Kansas Progress Institute

Ad Astra Per Aspera ~ To the Stars Through Difficulties

Refocusing Russiagate

Posted on March 30, 2017

By David Burress

Members of Congress pushing the investigation of Russia’s interference with the 2016 election are leaving the highly unfortunate impression that Russiagate hinges on finding a smoking-gun quid-pro-quo such that Trump traded promises of a favorable Russian policy after the election in turn for Russian help during the election. If true, I grant that would be the worst Presidential crime against democracy in American history. It would be worse than Nixon bolloxing LBJ’s Viet Nam negotiations.
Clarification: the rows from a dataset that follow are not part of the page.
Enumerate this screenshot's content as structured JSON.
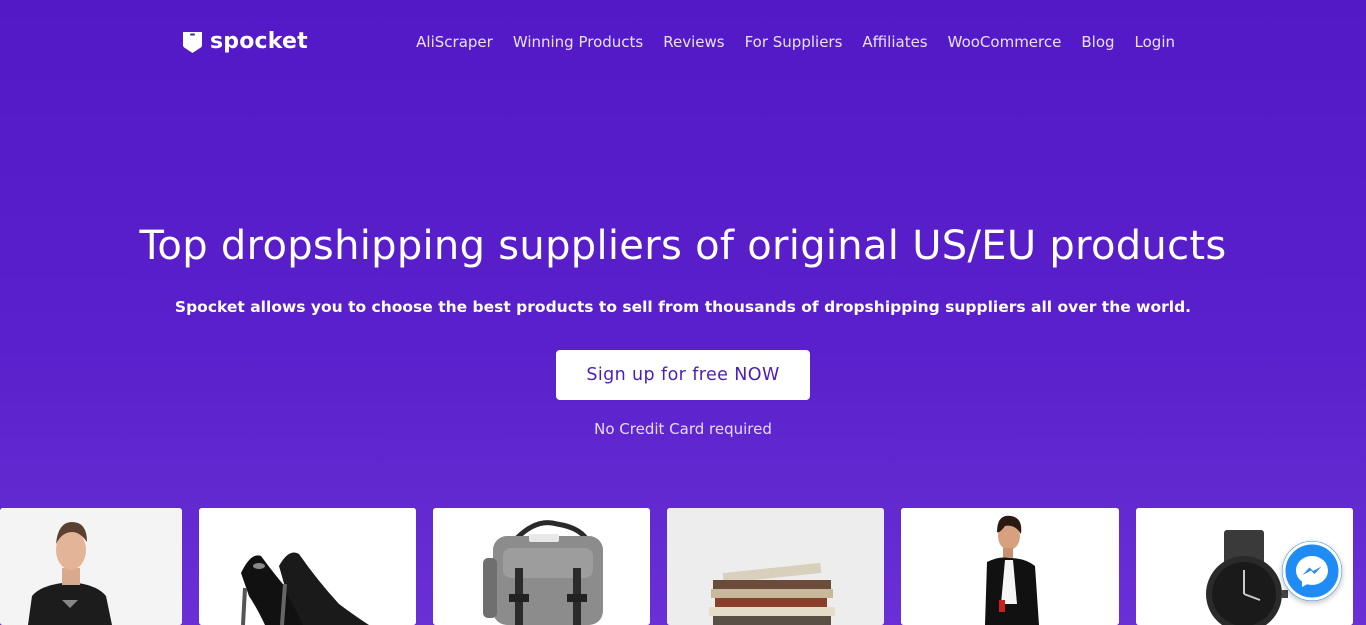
{
  "brand": {
    "name": "spocket"
  },
  "nav": {
    "items": [
      {
        "label": "AliScraper"
      },
      {
        "label": "Winning Products"
      },
      {
        "label": "Reviews"
      },
      {
        "label": "For Suppliers"
      },
      {
        "label": "Affiliates"
      },
      {
        "label": "WooCommerce"
      },
      {
        "label": "Blog"
      },
      {
        "label": "Login"
      }
    ]
  },
  "hero": {
    "title": "Top dropshipping suppliers of original US/EU products",
    "subtitle": "Spocket allows you to choose the best products to sell from thousands of dropshipping suppliers all over the world.",
    "cta_label": "Sign up for free NOW",
    "note": "No Credit Card required"
  },
  "products": [
    {
      "icon": "man-tshirt-photo"
    },
    {
      "icon": "black-heels-photo"
    },
    {
      "icon": "backpack-photo"
    },
    {
      "icon": "book-stack-photo"
    },
    {
      "icon": "woman-fashion-photo"
    },
    {
      "icon": "watch-photo"
    }
  ],
  "chat": {
    "icon": "messenger-icon"
  },
  "colors": {
    "background": "#5319c7",
    "cta_text": "#4a1eb8",
    "messenger": "#1f8cf5"
  }
}
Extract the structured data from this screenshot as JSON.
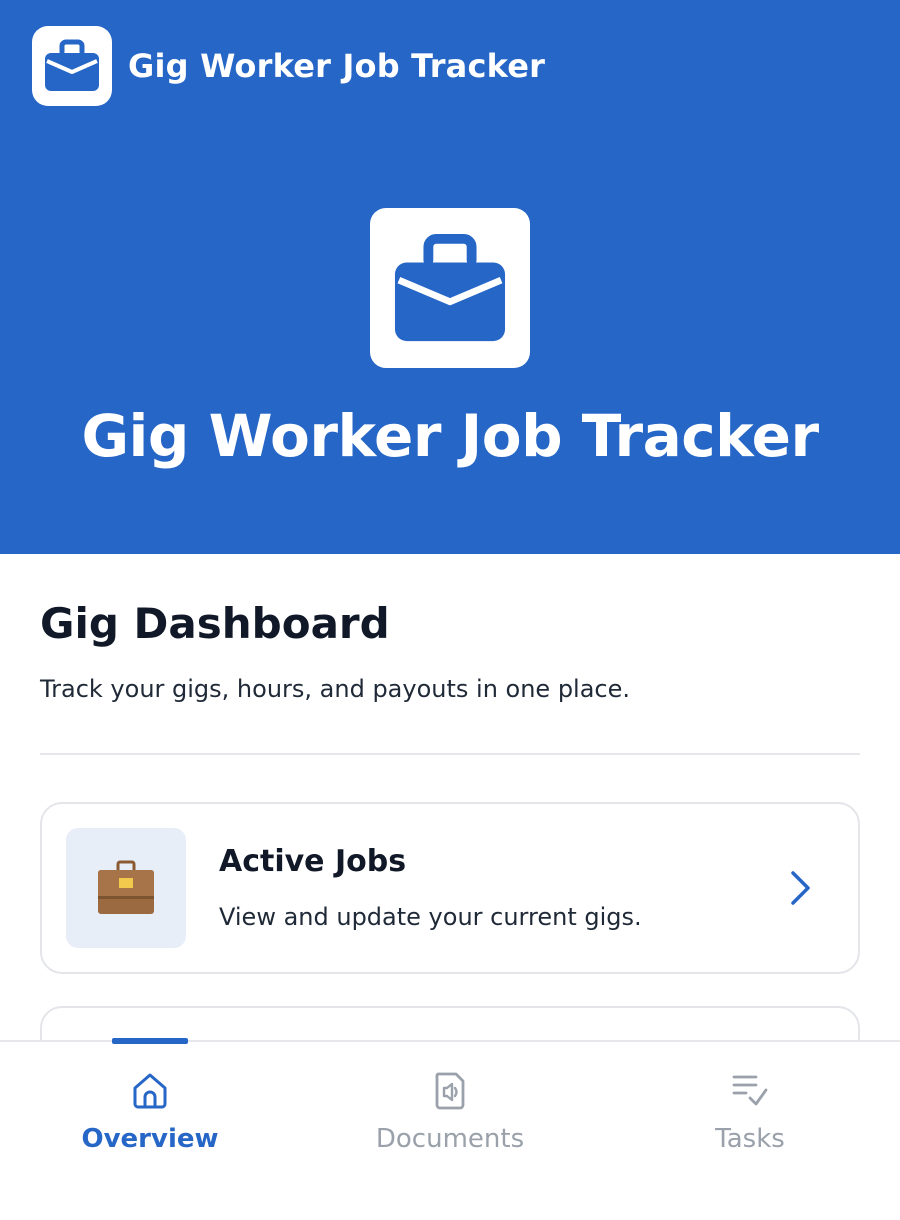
{
  "app": {
    "title": "Gig Worker Job Tracker",
    "icon": "briefcase-icon"
  },
  "hero": {
    "title": "Gig Worker Job Tracker",
    "icon": "briefcase-icon"
  },
  "dashboard": {
    "heading": "Gig Dashboard",
    "subtitle": "Track your gigs, hours, and payouts in one place."
  },
  "cards": [
    {
      "title": "Active Jobs",
      "description": "View and update your current gigs.",
      "icon": "briefcase-icon",
      "action_icon": "chevron-right-icon"
    }
  ],
  "bottom_nav": {
    "items": [
      {
        "label": "Overview",
        "icon": "home-icon",
        "active": true
      },
      {
        "label": "Documents",
        "icon": "document-icon",
        "active": false
      },
      {
        "label": "Tasks",
        "icon": "tasks-checklist-icon",
        "active": false
      }
    ]
  },
  "colors": {
    "brand": "#2566C6",
    "inactive": "#9aa1ab",
    "card_border": "#e3e5e9"
  }
}
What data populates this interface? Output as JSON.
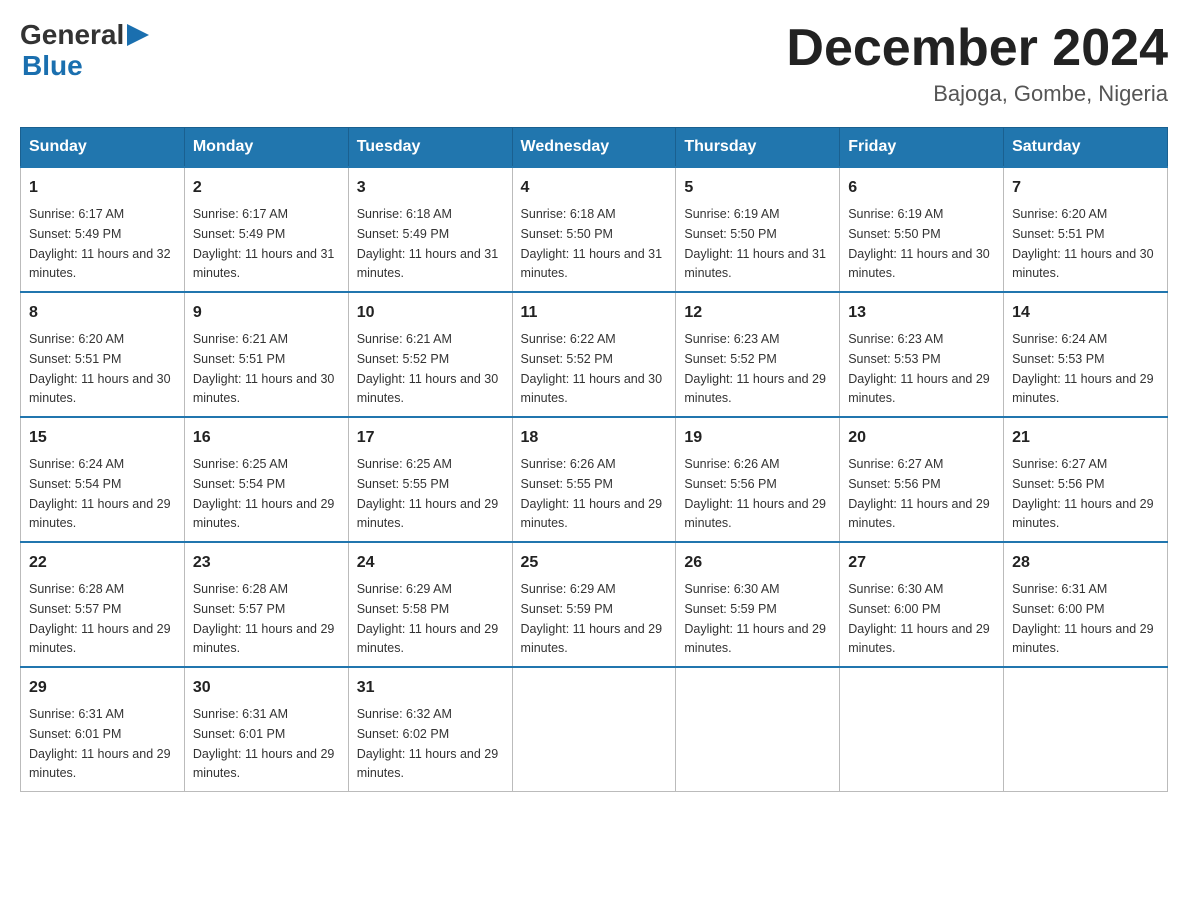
{
  "header": {
    "logo": {
      "line1": "General",
      "arrow": "▶",
      "line2": "Blue"
    },
    "title": "December 2024",
    "subtitle": "Bajoga, Gombe, Nigeria"
  },
  "days_of_week": [
    "Sunday",
    "Monday",
    "Tuesday",
    "Wednesday",
    "Thursday",
    "Friday",
    "Saturday"
  ],
  "weeks": [
    [
      {
        "day": "1",
        "sunrise": "6:17 AM",
        "sunset": "5:49 PM",
        "daylight": "11 hours and 32 minutes."
      },
      {
        "day": "2",
        "sunrise": "6:17 AM",
        "sunset": "5:49 PM",
        "daylight": "11 hours and 31 minutes."
      },
      {
        "day": "3",
        "sunrise": "6:18 AM",
        "sunset": "5:49 PM",
        "daylight": "11 hours and 31 minutes."
      },
      {
        "day": "4",
        "sunrise": "6:18 AM",
        "sunset": "5:50 PM",
        "daylight": "11 hours and 31 minutes."
      },
      {
        "day": "5",
        "sunrise": "6:19 AM",
        "sunset": "5:50 PM",
        "daylight": "11 hours and 31 minutes."
      },
      {
        "day": "6",
        "sunrise": "6:19 AM",
        "sunset": "5:50 PM",
        "daylight": "11 hours and 30 minutes."
      },
      {
        "day": "7",
        "sunrise": "6:20 AM",
        "sunset": "5:51 PM",
        "daylight": "11 hours and 30 minutes."
      }
    ],
    [
      {
        "day": "8",
        "sunrise": "6:20 AM",
        "sunset": "5:51 PM",
        "daylight": "11 hours and 30 minutes."
      },
      {
        "day": "9",
        "sunrise": "6:21 AM",
        "sunset": "5:51 PM",
        "daylight": "11 hours and 30 minutes."
      },
      {
        "day": "10",
        "sunrise": "6:21 AM",
        "sunset": "5:52 PM",
        "daylight": "11 hours and 30 minutes."
      },
      {
        "day": "11",
        "sunrise": "6:22 AM",
        "sunset": "5:52 PM",
        "daylight": "11 hours and 30 minutes."
      },
      {
        "day": "12",
        "sunrise": "6:23 AM",
        "sunset": "5:52 PM",
        "daylight": "11 hours and 29 minutes."
      },
      {
        "day": "13",
        "sunrise": "6:23 AM",
        "sunset": "5:53 PM",
        "daylight": "11 hours and 29 minutes."
      },
      {
        "day": "14",
        "sunrise": "6:24 AM",
        "sunset": "5:53 PM",
        "daylight": "11 hours and 29 minutes."
      }
    ],
    [
      {
        "day": "15",
        "sunrise": "6:24 AM",
        "sunset": "5:54 PM",
        "daylight": "11 hours and 29 minutes."
      },
      {
        "day": "16",
        "sunrise": "6:25 AM",
        "sunset": "5:54 PM",
        "daylight": "11 hours and 29 minutes."
      },
      {
        "day": "17",
        "sunrise": "6:25 AM",
        "sunset": "5:55 PM",
        "daylight": "11 hours and 29 minutes."
      },
      {
        "day": "18",
        "sunrise": "6:26 AM",
        "sunset": "5:55 PM",
        "daylight": "11 hours and 29 minutes."
      },
      {
        "day": "19",
        "sunrise": "6:26 AM",
        "sunset": "5:56 PM",
        "daylight": "11 hours and 29 minutes."
      },
      {
        "day": "20",
        "sunrise": "6:27 AM",
        "sunset": "5:56 PM",
        "daylight": "11 hours and 29 minutes."
      },
      {
        "day": "21",
        "sunrise": "6:27 AM",
        "sunset": "5:56 PM",
        "daylight": "11 hours and 29 minutes."
      }
    ],
    [
      {
        "day": "22",
        "sunrise": "6:28 AM",
        "sunset": "5:57 PM",
        "daylight": "11 hours and 29 minutes."
      },
      {
        "day": "23",
        "sunrise": "6:28 AM",
        "sunset": "5:57 PM",
        "daylight": "11 hours and 29 minutes."
      },
      {
        "day": "24",
        "sunrise": "6:29 AM",
        "sunset": "5:58 PM",
        "daylight": "11 hours and 29 minutes."
      },
      {
        "day": "25",
        "sunrise": "6:29 AM",
        "sunset": "5:59 PM",
        "daylight": "11 hours and 29 minutes."
      },
      {
        "day": "26",
        "sunrise": "6:30 AM",
        "sunset": "5:59 PM",
        "daylight": "11 hours and 29 minutes."
      },
      {
        "day": "27",
        "sunrise": "6:30 AM",
        "sunset": "6:00 PM",
        "daylight": "11 hours and 29 minutes."
      },
      {
        "day": "28",
        "sunrise": "6:31 AM",
        "sunset": "6:00 PM",
        "daylight": "11 hours and 29 minutes."
      }
    ],
    [
      {
        "day": "29",
        "sunrise": "6:31 AM",
        "sunset": "6:01 PM",
        "daylight": "11 hours and 29 minutes."
      },
      {
        "day": "30",
        "sunrise": "6:31 AM",
        "sunset": "6:01 PM",
        "daylight": "11 hours and 29 minutes."
      },
      {
        "day": "31",
        "sunrise": "6:32 AM",
        "sunset": "6:02 PM",
        "daylight": "11 hours and 29 minutes."
      },
      null,
      null,
      null,
      null
    ]
  ]
}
It would be worse than Reagan bolloxing Carter’s Iran hostage negotiations. What makes it worse is the fact that Russia did in fact interfere directly in US elections. (Granted that evidence as to the extent of interference still needs some independent vetting, but the general Russian intent seems clearly documented.)

 

However I think the smoking gun more likely than not will never turn up. One reason is that there may not be any available evidence. Trump might have spoken directly with an ambassador only with no witnesses or tape recordings. Or the witnesses might hang tough. Or it was all done through intermediaries with vague instructions and plausible deniability.

 

Much more importantly, neither side needed an explicit agreement. They had an alignment of common interests. Both sides desperately wanted Trump to win. Also Trump has such a dense network of Russian business ties that both sides had every reason to support pro-Russian policies after Trump’s election. Also both sides were well aware of their community of interests and were perfectly capable of acting on it independently. (In addition to which, Trump openly called for more Russia leaks.)

 

Therefore the real issue of Russiagate should be, and is, the Trump-Russian commercial network, which makes it impossible for Trump to avoid acting out of extreme conflicts of interest every time he acts with respect to Russia. Moreover, every time Russia or its minions grant Trump’s commercial interests a concession, Trump is in violation of the Emoluments Clause.

 

It is also relevant that the Russian commerce is by its nature carried on with criminal oligarchs who have an unsavory style of doing business. Therefore Trump is almost inevitably engaging in what are more-or-less criminal conspiracies.

 

It follows that an honest investigation of Russiagate cannot proceed without examining Trump’s tax returns-and also the equivalent of the disclosure statement that Trump should have made, but did not make.

 

Needless to say, that will not happen without an independent commission or a special prosecutor. We also need an independent authority to examine the intelligence data and render an opinion as to whether there was or was not an agency conspiracy. Under the circumstances, the FBI investigation cannot stand alone because (even if we grant its credibility) it is focused far too narrowly on types of criminal action that can be proven in a court of law. It is not an emoluments study or an impeachment study. And besides, the FBI itself is allegedly part of the intelligence agency conspiracy.

 

We may be headed toward a terrible outcome in which the smoking gun never turns up and the Trumpites claim to be vindicated. I hope but do not expect that leaders in Congress (and Rachel Maddow), will change their tune. They should drop the hidden quid-pro-quo rhetoric and focus on the obvious corruption.

 

Not that a smoking gun wouldn’t be the media’s political scandal of the century. But don’t count on it.